The Chevron Championship will be held from March 31 – April, 3, 2022.  Played sans spectators in 2020 and 2021, this year’s major event, now being played as The Chevron Championship (formerly the ANA Inspiration) will be the LPGA’s final desert swing. Under the new sponsorship with Chevron, the tournament’s total purse will increase 60% to a $5 million prize fund.

Iconic for the victor’s leap in Poppie’s Pond adjacent to the par-5 finishing hole on Mission Hills’ Dinah Shore Tournament Course, the tournament has been the game’s longest-running event continuously held at the same locale, save for The Masters.

18th at Dinah Course

Tickets

Whether fans are looking to go high-end, casually stroll the Dinah Shore Tournament Course or grab a seat in the grandstands alongside the 18th green, multiple levels of ticketing options are available for this year’s tournament.

Pre-sale parking passes (at Agua Caliente Resort Casino & Spa Rancho Mirage) are available, with shuttling (2.7 miles) from site-to-site.

Single day and weekly grounds passes are also on sale, along with advance, “flexible” single day options for spectators as of yet uncertain which day they’d prefer to attend.

For fans seeking a V.I.P. tournament experience, Clubhouse Tickets are now available and priced for both weekday and weekend attendees.  Along with access to the climate-controlled indoor setting, Clubhouse Ticket holders also enjoy all-inclusive food and beverage.

Champions Wall Chevron

The Field

Patty Tavatanakit went wire-to-wire at The Chevron Championship in ’21 to claim her first-ever LPGA title.  Holding off a Sunday charge from 2016 Chevron champ Lydia Ko, Tavatanakit used prodigious power from the tee (averaging 320 yards throughout the week) to ultimately author an 18-under cumulative tally, a mark just one shy of Dottie Pepper’s record mark set in 1999.

Though Tavatanakit didn’t win again last year, the native of Thailand and former UCLA Bruin did record seven more top-10 finishes over the duration of the ’21 campaign before earning another top-10 early in the 2022 season.

Seeking to block Tavatanakit from becoming the tournament’s first back-to-back champ since Annika Sorenstam in 2001-02 are a host suitors.

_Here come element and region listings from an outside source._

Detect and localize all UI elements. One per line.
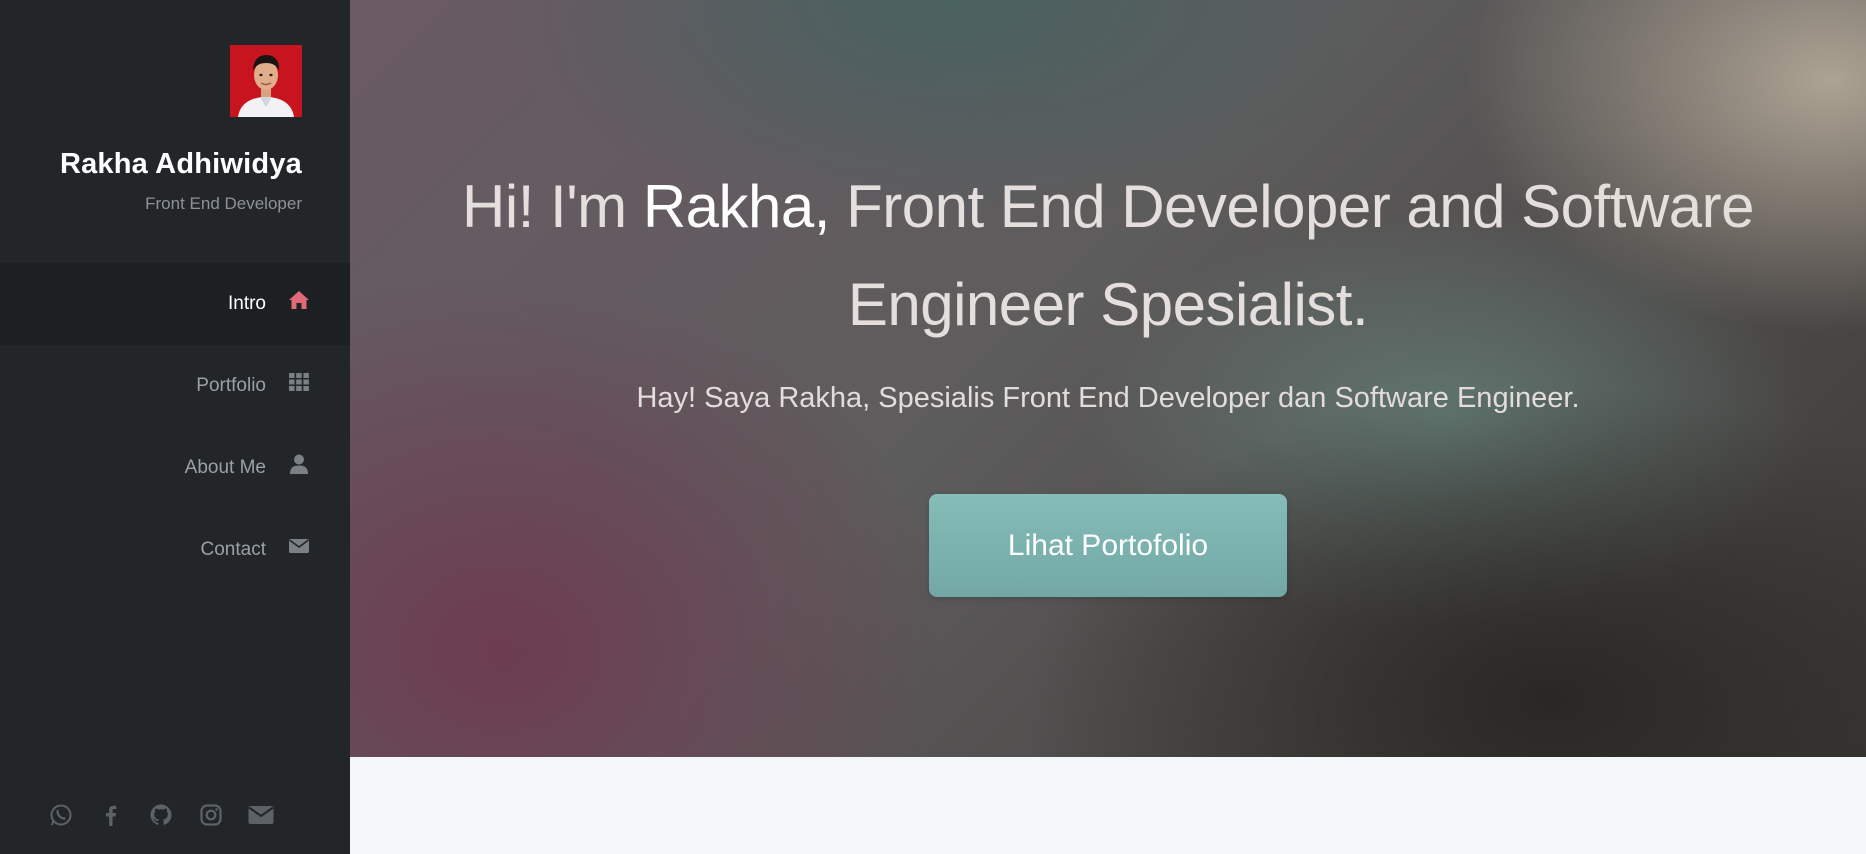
profile-role: Front End Developer (145, 194, 302, 213)
profile-block: Rakha Adhiwidya Front End Developer (0, 0, 350, 263)
hero-title-name: Rakha, (642, 173, 831, 240)
avatar (230, 45, 302, 117)
home-icon (288, 289, 310, 311)
sidebar-item-portfolio[interactable]: Portfolio (0, 345, 350, 427)
profile-name: Rakha Adhiwidya (59, 148, 302, 180)
sidebar-nav: Intro Portfolio About Me Contact (0, 263, 350, 591)
sidebar-item-label: Intro (227, 293, 266, 314)
hero-title: Hi! I'm Rakha, Front End Developer and S… (460, 158, 1756, 354)
hero-title-prefix: Hi! I'm (462, 173, 643, 240)
hero-subtitle: Hay! Saya Rakha, Spesialis Front End Dev… (636, 382, 1580, 414)
sidebar-item-label: Portfolio (196, 375, 266, 396)
sidebar: Rakha Adhiwidya Front End Developer Intr… (0, 0, 350, 854)
instagram-icon[interactable] (198, 802, 224, 828)
sidebar-item-about-me[interactable]: About Me (0, 427, 350, 509)
email-icon[interactable] (248, 802, 274, 828)
social-links (48, 802, 274, 828)
github-icon[interactable] (148, 802, 174, 828)
sidebar-item-label: Contact (200, 539, 266, 560)
next-section (350, 757, 1866, 854)
user-icon (288, 453, 310, 475)
sidebar-item-label: About Me (184, 457, 266, 478)
hero-content: Hi! I'm Rakha, Front End Developer and S… (350, 0, 1866, 757)
whatsapp-icon[interactable] (48, 802, 74, 828)
sidebar-item-contact[interactable]: Contact (0, 509, 350, 591)
hero-title-rest: Front End Developer and Software Enginee… (829, 173, 1754, 338)
hero-section: Hi! I'm Rakha, Front End Developer and S… (350, 0, 1866, 757)
envelope-icon (288, 535, 310, 557)
view-portfolio-button[interactable]: Lihat Portofolio (929, 494, 1287, 597)
sidebar-item-intro[interactable]: Intro (0, 263, 350, 345)
facebook-icon[interactable] (98, 802, 124, 828)
grid-icon (288, 371, 310, 393)
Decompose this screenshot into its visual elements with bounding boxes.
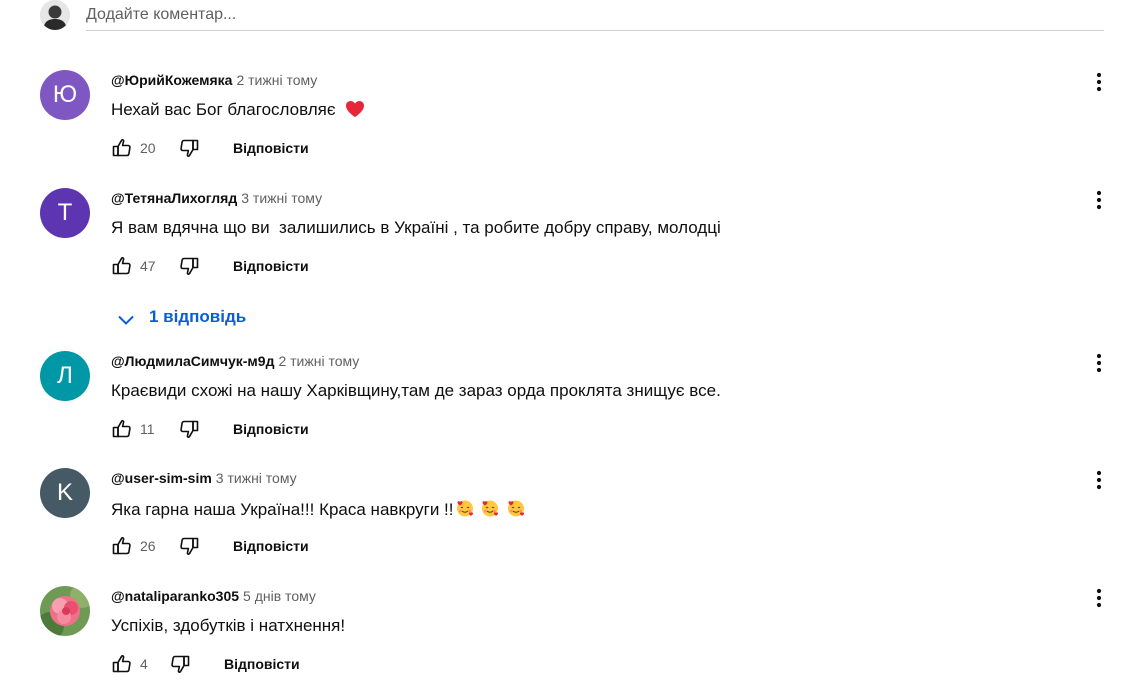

South Korea’s Jin Young Ko, winner of The Chevron in 2019, returns to the desert as the world’s top-ranked player and the decided favorite to make the final leap into Poppie’s Pond -- and with good reason.  After a superb, five-win LPGA season in ’21 (which also included six more top-6 finishes), Ko got her ’22 underway with a victory at the HSBC Women’s World Championship in early March.  Along the way, Ko set a new Tour record with 15 consecutive rounds shooting in the 60s.

As for the “other” Ko, Lydia enters The Chevron back to old form.  Having won just once between 2017-2020, the 24-year-old New Zealander captured wins in both ’21 and ’22 and is now No. 3 in the world.  In nine career appearances at The Chevron, she’s authored six top-25 finishes, to go with a trio of top-10s.

While fans will be back at Mission Hills Country Club to watch the world’s best ladies, such an opportunity will be a local last in Greater Palm Springs.

In October of ’21, it was announced that the historic tournament – contended in Rancho Mirage since 1972, and played as the annual golf season’s first major championship since 1983 – will move.